Monday, April 19, 2010

there's beausage, and then there's just a tear

Grant Peterson of Rivendell Bicycle Works coined a word a few years back, called "beausage". He uses the term regularly to define bike-related objects that become, in his opinion, more beautiful with age and wear.

I understand beausage, and I like it. When I was a kid I loved wearing out my sneakers before I could outgrow them -- and when I hit my growth spurts that didn't happen as often. So I would wear them hard on purpose -- skidding to a stop using the soles of my sneakers instead of using the coaster brake on my bike, or climbing up trees and sliding down the longest branches back to the ground, knowing that the sliding would scrape against the rough bark and wear out my jeans faster. There was something really cool about wearing your own clothes hard enough and long enough for them to acquire a particular shape, a faded look, a texture that said you were the only person who'd ever worn this garment or used this hammer, or whatever. After I stopped growing I was able to relax and allow the natural wear-and-tear process to just happen on its own without pushing it along.

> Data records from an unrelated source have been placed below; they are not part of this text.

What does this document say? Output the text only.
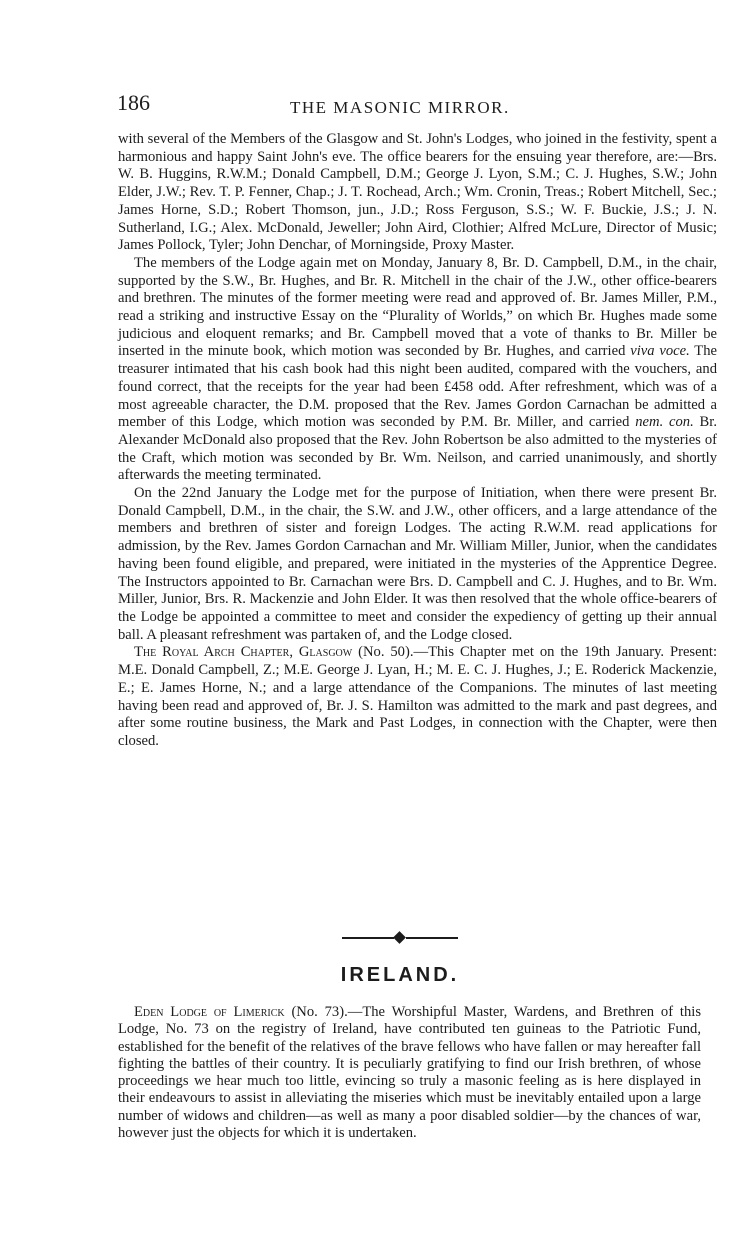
186	THE MASONIC MIRROR.

with several of the Members of the Glasgow and St. John's Lodges, who joined in the festivity, spent a harmonious and happy Saint John's eve. The office bearers for the ensuing year therefore, are:—Brs. W. B. Huggins, R.W.M.; Donald Campbell, D.M.; George J. Lyon, S.M.; C. J. Hughes, S.W.; John Elder, J.W.; Rev. T. P. Fenner, Chap.; J. T. Rochead, Arch.; Wm. Cronin, Treas.; Robert Mitchell, Sec.; James Horne, S.D.; Robert Thomson, jun., J.D.; Ross Ferguson, S.S.; W. F. Buckie, J.S.; J. N. Sutherland, I.G.; Alex. McDonald, Jeweller; John Aird, Clothier; Alfred McLure, Director of Music; James Pollock, Tyler; John Denchar, of Morningside, Proxy Master.

The members of the Lodge again met on Monday, January 8, Br. D. Campbell, D.M., in the chair, supported by the S.W., Br. Hughes, and Br. R. Mitchell in the chair of the J.W., other office-bearers and brethren. The minutes of the former meeting were read and approved of. Br. James Miller, P.M., read a striking and instructive Essay on the “Plurality of Worlds,” on which Br. Hughes made some judicious and eloquent remarks; and Br. Campbell moved that a vote of thanks to Br. Miller be inserted in the minute book, which motion was seconded by Br. Hughes, and carried viva voce. The treasurer intimated that his cash book had this night been audited, compared with the vouchers, and found correct, that the receipts for the year had been £458 odd. After refreshment, which was of a most agreeable character, the D.M. proposed that the Rev. James Gordon Carnachan be admitted a member of this Lodge, which motion was seconded by P.M. Br. Miller, and carried nem. con. Br. Alexander McDonald also proposed that the Rev. John Robertson be also admitted to the mysteries of the Craft, which motion was seconded by Br. Wm. Neilson, and carried unanimously, and shortly afterwards the meeting terminated.

On the 22nd January the Lodge met for the purpose of Initiation, when there were present Br. Donald Campbell, D.M., in the chair, the S.W. and J.W., other officers, and a large attendance of the members and brethren of sister and foreign Lodges. The acting R.W.M. read applications for admission, by the Rev. James Gordon Carnachan and Mr. William Miller, Junior, when the candidates having been found eligible, and prepared, were initiated in the mysteries of the Apprentice Degree. The Instructors appointed to Br. Carnachan were Brs. D. Campbell and C. J. Hughes, and to Br. Wm. Miller, Junior, Brs. R. Mackenzie and John Elder. It was then resolved that the whole office-bearers of the Lodge be appointed a committee to meet and consider the expediency of getting up their annual ball. A pleasant refreshment was partaken of, and the Lodge closed.

The Royal Arch Chapter, Glasgow (No. 50).—This Chapter met on the 19th January. Present: M.E. Donald Campbell, Z.; M.E. George J. Lyan, H.; M. E. C. J. Hughes, J.; E. Roderick Mackenzie, E.; E. James Horne, N.; and a large attendance of the Companions. The minutes of last meeting having been read and approved of, Br. J. S. Hamilton was admitted to the mark and past degrees, and after some routine business, the Mark and Past Lodges, in connection with the Chapter, were then closed.

IRELAND.

Eden Lodge of Limerick (No. 73).—The Worshipful Master, Wardens, and Brethren of this Lodge, No. 73 on the registry of Ireland, have contributed ten guineas to the Patriotic Fund, established for the benefit of the relatives of the brave fellows who have fallen or may hereafter fall fighting the battles of their country. It is peculiarly gratifying to find our Irish brethren, of whose proceedings we hear much too little, evincing so truly a masonic feeling as is here displayed in their endeavours to assist in alleviating the miseries which must be inevitably entailed upon a large number of widows and children—as well as many a poor disabled soldier—by the chances of war, however just the objects for which it is undertaken.
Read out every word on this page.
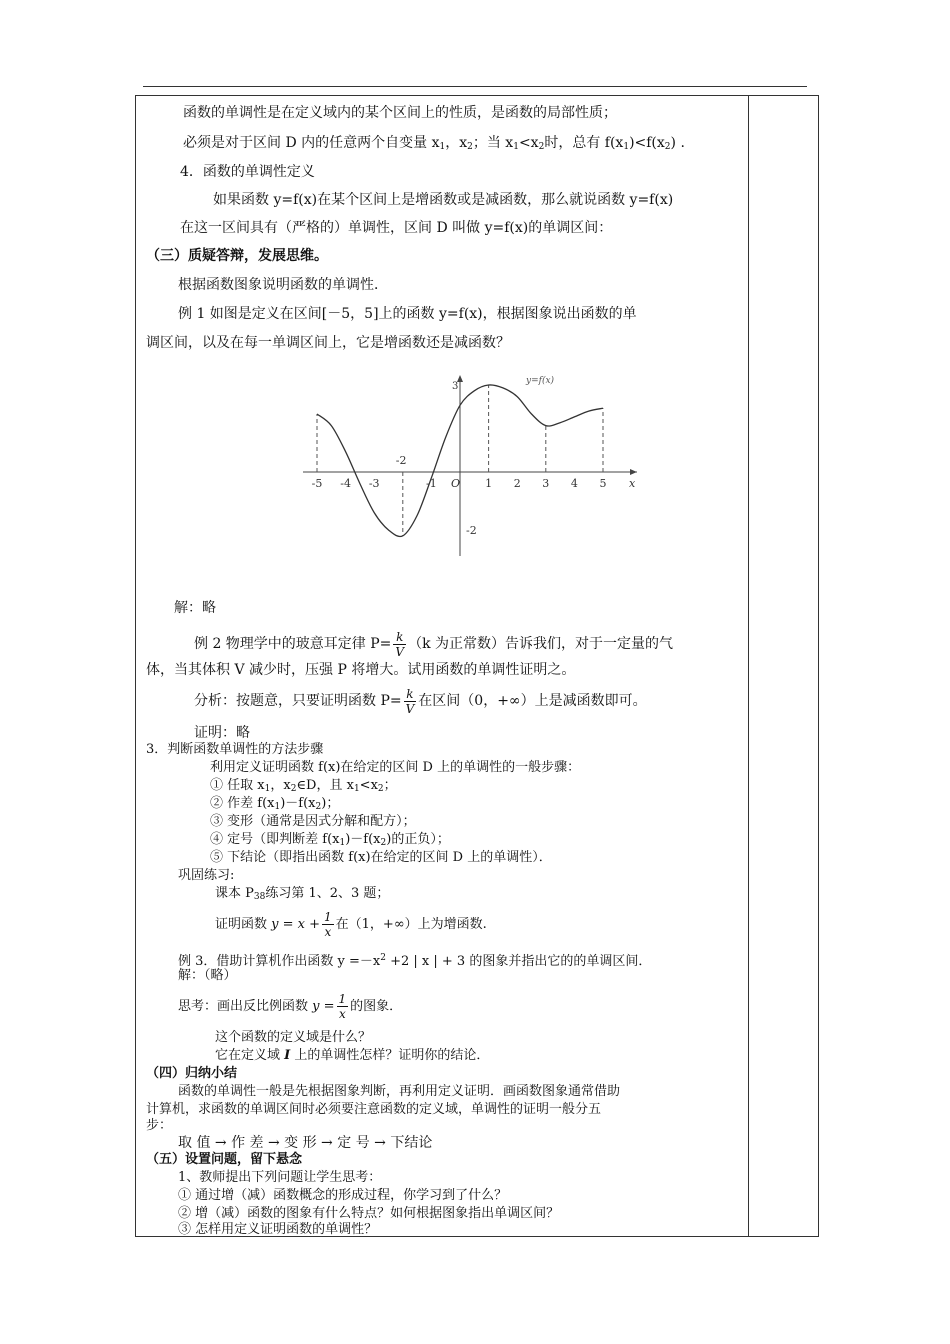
函数的单调性是在定义域内的某个区间上的性质，是函数的局部性质；
必须是对于区间 D 内的任意两个自变量 $x_1$，$x_2$；当 $x_1<x_2$时，总有 $f(x_1)<f(x_2)$ .
4．函数的单调性定义
如果函数 y=f(x)在某个区间上是增函数或是减函数，那么就说函数 y=f(x)
在这一区间具有（严格的）单调性，区间 D 叫做 y=f(x)的单调区间：
（三）质疑答辩，发展思维。
根据函数图象说明函数的单调性．
例 1 如图是定义在区间[－5，5]上的函数 y=f(x)，根据图象说出函数的单
调区间，以及在每一单调区间上，它是增函数还是减函数？
-5 -4 -3	-1	1 2 3 4 5
O	x
3
-2
-2
y=f(x)
解：略
例 2 物理学中的玻意耳定律 $P= \frac{k}{V} (k$ 为正常数）告诉我们，对于一定量的气
体，当其体积 V 减少时，压强 P 将增大。试用函数的单调性证明之。
分析：按题意，只要证明函数 $P= \frac{k}{V}$ 在区间（0，+∞）上是减函数即可。
证明：略
3．判断函数单调性的方法步骤
利用定义证明函数 f(x)在给定的区间 D 上的单调性的一般步骤：
① 任取 $x_1$，$x_2\in D$，且 $x_1<x_2$；
② 作差 $f(x_1)-f(x_2)$；
③ 变形（通常是因式分解和配方）；
④ 定号（即判断差 $f(x_1)-f(x_2)$的正负）；
⑤ 下结论（即指出函数 f(x)在给定的区间 D 上的单调性）．
巩固练习:
课本 $P_{38}$练习第 1、2、3 题；
证明函数 $y = x + \frac{1}{x}$ 在（1，+∞）上为增函数.
例 3．借助计算机作出函数 $y =-x^2 +2$ | x | + 3 的图象并指出它的的单调区间．
解：（略）
思考：画出反比例函数 $y = \frac{1}{x}$ 的图象．
这个函数的定义域是什么？
它在定义域 I 上的单调性怎样？证明你的结论．
（四）归纳小结
函数的单调性一般是先根据图象判断，再利用定义证明．画函数图象通常借助
计算机，求函数的单调区间时必须要注意函数的定义域，单调性的证明一般分五
步：
取 值 → 作 差 → 变 形 → 定 号 → 下结论
（五）设置问题，留下悬念
1、教师提出下列问题让学生思考：
① 通过增（减）函数概念的形成过程，你学习到了什么？
② 增（减）函数的图象有什么特点？如何根据图象指出单调区间？
③ 怎样用定义证明函数的单调性？
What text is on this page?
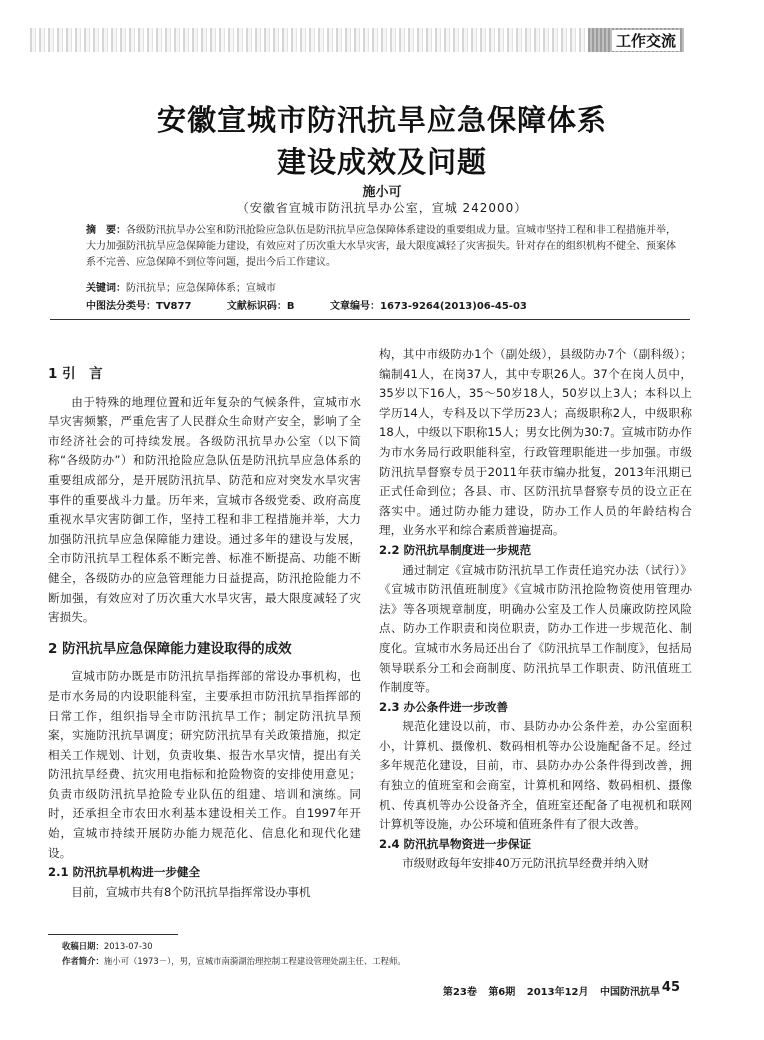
工作交流
安徽宣城市防汛抗旱应急保障体系
建设成效及问题
施小可
（安徽省宣城市防汛抗旱办公室，宣城 242000）
摘　要：各级防汛抗旱办公室和防汛抢险应急队伍是防汛抗旱应急保障体系建设的重要组成力量。宣城市坚持工程和非工程措施并举，大力加强防汛抗旱应急保障能力建设，有效应对了历次重大水旱灾害，最大限度减轻了灾害损失。针对存在的组织机构不健全、预案体系不完善、应急保障不到位等问题，提出今后工作建议。
关键词：防汛抗旱；应急保障体系；宣城市
中图法分类号：TV877	文献标识码：B	文章编号：1673-9264(2013)06-45-03
1 引　言

由于特殊的地理位置和近年复杂的气候条件，宣城市水旱灾害频繁，严重危害了人民群众生命财产安全，影响了全市经济社会的可持续发展。各级防汛抗旱办公室（以下简称“各级防办”）和防汛抢险应急队伍是防汛抗旱应急体系的重要组成部分，是开展防汛抗旱、防范和应对突发水旱灾害事件的重要战斗力量。历年来，宣城市各级党委、政府高度重视水旱灾害防御工作，坚持工程和非工程措施并举，大力加强防汛抗旱应急保障能力建设。通过多年的建设与发展，全市防汛抗旱工程体系不断完善、标准不断提高、功能不断健全，各级防办的应急管理能力日益提高，防汛抢险能力不断加强，有效应对了历次重大水旱灾害，最大限度减轻了灾害损失。

2 防汛抗旱应急保障能力建设取得的成效

宣城市防办既是市防汛抗旱指挥部的常设办事机构，也是市水务局的内设职能科室，主要承担市防汛抗旱指挥部的日常工作，组织指导全市防汛抗旱工作；制定防汛抗旱预案，实施防汛抗旱调度；研究防汛抗旱有关政策措施，拟定相关工作规划、计划，负责收集、报告水旱灾情，提出有关防汛抗旱经费、抗灾用电指标和抢险物资的安排使用意见；负责市级防汛抗旱抢险专业队伍的组建、培训和演练。同时，还承担全市农田水利基本建设相关工作。自1997年开始，宣城市持续开展防办能力规范化、信息化和现代化建设。

2.1 防汛抗旱机构进一步健全

目前，宣城市共有8个防汛抗旱指挥常设办事机

构，其中市级防办1个（副处级），县级防办7个（副科级）；编制41人，在岗37人，其中专职26人。37个在岗人员中，35岁以下16人，35～50岁18人，50岁以上3人；本科以上学历14人，专科及以下学历23人；高级职称2人，中级职称18人，中级以下职称15人；男女比例为30:7。宣城市防办作为市水务局行政职能科室，行政管理职能进一步加强。市级防汛抗旱督察专员于2011年获市编办批复，2013年汛期已正式任命到位；各县、市、区防汛抗旱督察专员的设立正在落实中。通过防办能力建设，防办工作人员的年龄结构合理，业务水平和综合素质普遍提高。

2.2 防汛抗旱制度进一步规范

通过制定《宣城市防汛抗旱工作责任追究办法（试行）》《宣城市防汛值班制度》《宣城市防汛抢险物资使用管理办法》等各项规章制度，明确办公室及工作人员廉政防控风险点、防办工作职责和岗位职责，防办工作进一步规范化、制度化。宣城市水务局还出台了《防汛抗旱工作制度》，包括局领导联系分工和会商制度、防汛抗旱工作职责、防汛值班工作制度等。

2.3 办公条件进一步改善

规范化建设以前，市、县防办办公条件差，办公室面积小，计算机、摄像机、数码相机等办公设施配备不足。经过多年规范化建设，目前，市、县防办办公条件得到改善，拥有独立的值班室和会商室，计算机和网络、数码相机、摄像机、传真机等办公设备齐全，值班室还配备了电视机和联网计算机等设施，办公环境和值班条件有了很大改善。

2.4 防汛抗旱物资进一步保证

市级财政每年安排40万元防汛抗旱经费并纳入财

收稿日期：2013-07-30
作者简介：施小可（1973－），男，宣城市南漪湖治理控制工程建设管理处副主任、工程师。
第23卷 第6期 2013年12月 中国防汛抗旱 45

Sometimes there's beausage, and sometimes there's just a tear that needs mending.
Case in point: my Carradice saddlebag, purchased new in 1997 and used regularly in all weather ever since. I've never re-waxed the cotton -- it was stiff when I got it -- and over the years it has faded from heavy use and exposure to sunlight and rain.
This week, the tiny hole at the corner of the bag became a tear, and I had to fix it before things got out of hand.


repair



repair, up close


The bag still has beausage to spare. Now, it won't rip apart and leak the contents out into the street. because there's beausage, and then there's just stuff that needs mending.